Employment picked up in January, after easing slightly in December. The Conference Board’s Employment Trends Index increased last month to 130.04, up from 129.73 in December. January’s figure represents a 2.4-percent gain in the index compared to a year ago.

“The continued growth in the Employment Trends Index suggests that job growth will remain solid and perhaps even accelerate in early 2017,” says Gad Levanon, chief economist, North America, at The Conference Board. “In both business confidence surveys and hard data, it appears that businesses are becoming more optimistic and are more willing to expand their workforce.”

In calculating its Employment Trends Index, The Conference Board aggregates eight labor-market indicators that it considers accurate in their own areas. By aggregating individual indicators into a composite index, the Board filters out “noise,” revealing underlying trends more clearly. The indicators come from the U.S. Department of Labor, the U.S. Bureau of Labor Statistics, the Federal Reserve Board and other sources.

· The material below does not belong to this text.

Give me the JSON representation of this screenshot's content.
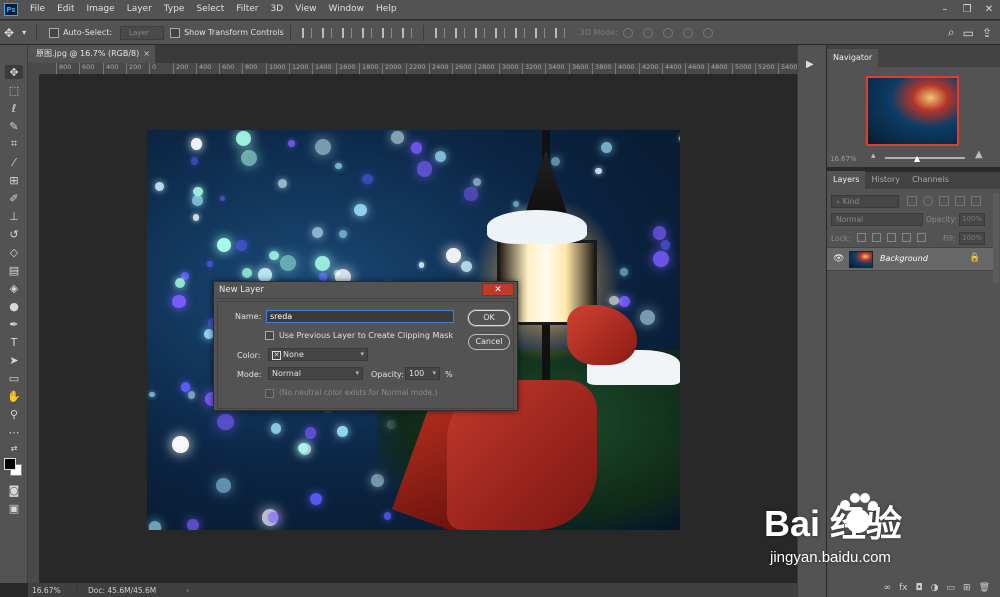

The Conference Board attributes January’s improvement to positive contributions from six of the eight components. In order from the largest positive contributor to the smallest, these were: Percentage of Respondents Who Say They Find “Jobs Hard to Get,” Initial Claims for Unemployment Insurance, Percentage of Firms With Positions Not Able to Fill Right Now, Industrial Production, Number of Employees Hired by the Temporary-Help Industry, and Real Manufacturing and Trade Sales.